É possível uma coisa dessas? Essa é a dura realidade que nós, empreendedores, enfrentamos no dia a dia.


Lutamos diariamente para operar com o que há de mais moderno, que proporciona maior produtividade e processos racionais, para assim alcançar um bom nível de competitividade.


Mas, na realidade, há um lado do próprio governo representado por órgãos públicos regionais que não acompanha a transformação que o mundo atual mostra e exige.


Ao contrário, se puderem complicam ainda mais a situação. 


Assim, mesmo seguindo os novos propósitos que o mercado exige, ainda convivemos com duas realidade opostas: a do empresário que busca o que há de mais moderno para conquistar vantagem competitiva, e, do outro lado, a do fantasma do atraso e do castigo da burocracia que faz o empreendedorismo parecer um grande pecado.
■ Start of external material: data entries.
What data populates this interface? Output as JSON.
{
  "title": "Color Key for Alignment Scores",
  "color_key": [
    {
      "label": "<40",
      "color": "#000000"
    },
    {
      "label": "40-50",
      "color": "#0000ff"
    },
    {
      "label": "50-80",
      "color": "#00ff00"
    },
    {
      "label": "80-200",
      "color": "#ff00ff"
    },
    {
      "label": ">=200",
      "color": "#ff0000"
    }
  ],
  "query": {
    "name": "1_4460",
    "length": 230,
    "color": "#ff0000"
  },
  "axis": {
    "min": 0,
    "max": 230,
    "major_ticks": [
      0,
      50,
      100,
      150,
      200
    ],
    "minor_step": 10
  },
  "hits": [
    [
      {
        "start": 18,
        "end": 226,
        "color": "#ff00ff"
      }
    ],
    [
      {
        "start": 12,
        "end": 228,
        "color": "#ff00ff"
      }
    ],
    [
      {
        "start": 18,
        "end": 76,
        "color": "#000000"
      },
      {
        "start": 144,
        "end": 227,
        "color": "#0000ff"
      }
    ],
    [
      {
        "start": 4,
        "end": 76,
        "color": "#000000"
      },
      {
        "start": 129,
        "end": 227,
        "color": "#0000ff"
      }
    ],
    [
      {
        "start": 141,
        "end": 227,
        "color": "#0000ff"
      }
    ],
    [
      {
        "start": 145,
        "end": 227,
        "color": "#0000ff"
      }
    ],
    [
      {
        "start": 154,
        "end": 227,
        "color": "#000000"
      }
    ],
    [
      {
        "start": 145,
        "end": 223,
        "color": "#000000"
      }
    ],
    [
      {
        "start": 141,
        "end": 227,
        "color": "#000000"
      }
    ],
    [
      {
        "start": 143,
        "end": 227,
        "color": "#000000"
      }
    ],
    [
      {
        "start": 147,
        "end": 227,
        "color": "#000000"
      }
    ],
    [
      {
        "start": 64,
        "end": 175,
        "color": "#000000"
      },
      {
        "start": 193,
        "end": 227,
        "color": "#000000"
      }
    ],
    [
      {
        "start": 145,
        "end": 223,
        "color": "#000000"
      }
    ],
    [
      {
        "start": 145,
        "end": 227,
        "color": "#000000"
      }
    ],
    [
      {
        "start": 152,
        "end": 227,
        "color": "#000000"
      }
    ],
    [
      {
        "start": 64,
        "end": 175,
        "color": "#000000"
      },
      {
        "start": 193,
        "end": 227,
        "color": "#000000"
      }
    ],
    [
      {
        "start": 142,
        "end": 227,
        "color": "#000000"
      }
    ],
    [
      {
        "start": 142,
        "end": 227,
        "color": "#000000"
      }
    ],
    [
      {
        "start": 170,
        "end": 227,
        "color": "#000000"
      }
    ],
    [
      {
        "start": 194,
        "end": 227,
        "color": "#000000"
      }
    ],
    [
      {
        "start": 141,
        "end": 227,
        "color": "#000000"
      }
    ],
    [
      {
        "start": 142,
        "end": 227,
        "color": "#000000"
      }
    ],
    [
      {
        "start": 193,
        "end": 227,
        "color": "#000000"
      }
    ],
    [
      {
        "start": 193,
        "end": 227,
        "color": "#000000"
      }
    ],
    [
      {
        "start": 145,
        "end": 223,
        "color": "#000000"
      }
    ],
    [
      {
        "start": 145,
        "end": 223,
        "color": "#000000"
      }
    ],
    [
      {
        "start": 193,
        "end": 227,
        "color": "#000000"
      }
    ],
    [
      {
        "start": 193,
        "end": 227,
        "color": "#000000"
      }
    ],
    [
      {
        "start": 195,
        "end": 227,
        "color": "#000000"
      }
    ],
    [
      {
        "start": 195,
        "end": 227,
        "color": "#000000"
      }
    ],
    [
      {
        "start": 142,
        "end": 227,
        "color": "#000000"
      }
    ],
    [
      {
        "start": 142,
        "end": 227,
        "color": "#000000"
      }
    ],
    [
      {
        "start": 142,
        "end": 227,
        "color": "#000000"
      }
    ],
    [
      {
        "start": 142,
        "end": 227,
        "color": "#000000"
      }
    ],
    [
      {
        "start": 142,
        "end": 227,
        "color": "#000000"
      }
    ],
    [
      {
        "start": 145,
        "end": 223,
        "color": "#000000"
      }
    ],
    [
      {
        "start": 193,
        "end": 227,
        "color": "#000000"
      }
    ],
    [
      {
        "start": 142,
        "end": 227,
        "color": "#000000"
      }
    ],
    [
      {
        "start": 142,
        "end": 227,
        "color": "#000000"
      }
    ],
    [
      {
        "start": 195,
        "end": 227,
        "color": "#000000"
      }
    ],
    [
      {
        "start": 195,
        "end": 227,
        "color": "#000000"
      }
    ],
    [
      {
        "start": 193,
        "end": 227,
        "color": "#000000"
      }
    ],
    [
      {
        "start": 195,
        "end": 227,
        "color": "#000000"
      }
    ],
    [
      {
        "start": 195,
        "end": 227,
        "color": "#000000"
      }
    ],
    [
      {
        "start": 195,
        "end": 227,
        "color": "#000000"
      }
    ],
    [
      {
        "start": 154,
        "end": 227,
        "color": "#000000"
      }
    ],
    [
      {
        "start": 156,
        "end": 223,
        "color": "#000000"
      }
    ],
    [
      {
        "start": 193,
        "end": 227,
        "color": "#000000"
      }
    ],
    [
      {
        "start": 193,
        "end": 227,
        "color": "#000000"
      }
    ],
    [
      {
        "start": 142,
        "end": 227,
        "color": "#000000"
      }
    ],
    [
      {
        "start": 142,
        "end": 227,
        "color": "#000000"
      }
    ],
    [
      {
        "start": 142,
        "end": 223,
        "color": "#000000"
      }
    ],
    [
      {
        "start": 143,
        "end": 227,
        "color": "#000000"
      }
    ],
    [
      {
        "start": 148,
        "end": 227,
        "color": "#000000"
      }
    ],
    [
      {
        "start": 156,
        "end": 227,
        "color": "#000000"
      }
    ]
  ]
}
Até quando viveremos nessa dicotomia de buscar e praticar um propósito atual, moderno, mais útil à sociedade e por outro lado enfrentar um setor público que rema no sentido contrário, de prejudicar, atrapalhar e dificultar nosso trabalho?


Termino com essa questão em aberto para todos os meus clientes e parceiros refletirem — e, juntos, continuarmos lutando para transformar este país e derrubar os obstáculos que impedem o progresso.


Porto Alegre, 21 de julho de 2020.


José Luiz Amaral Machado


Diretor da Gerencial Auditoria e Consultoria.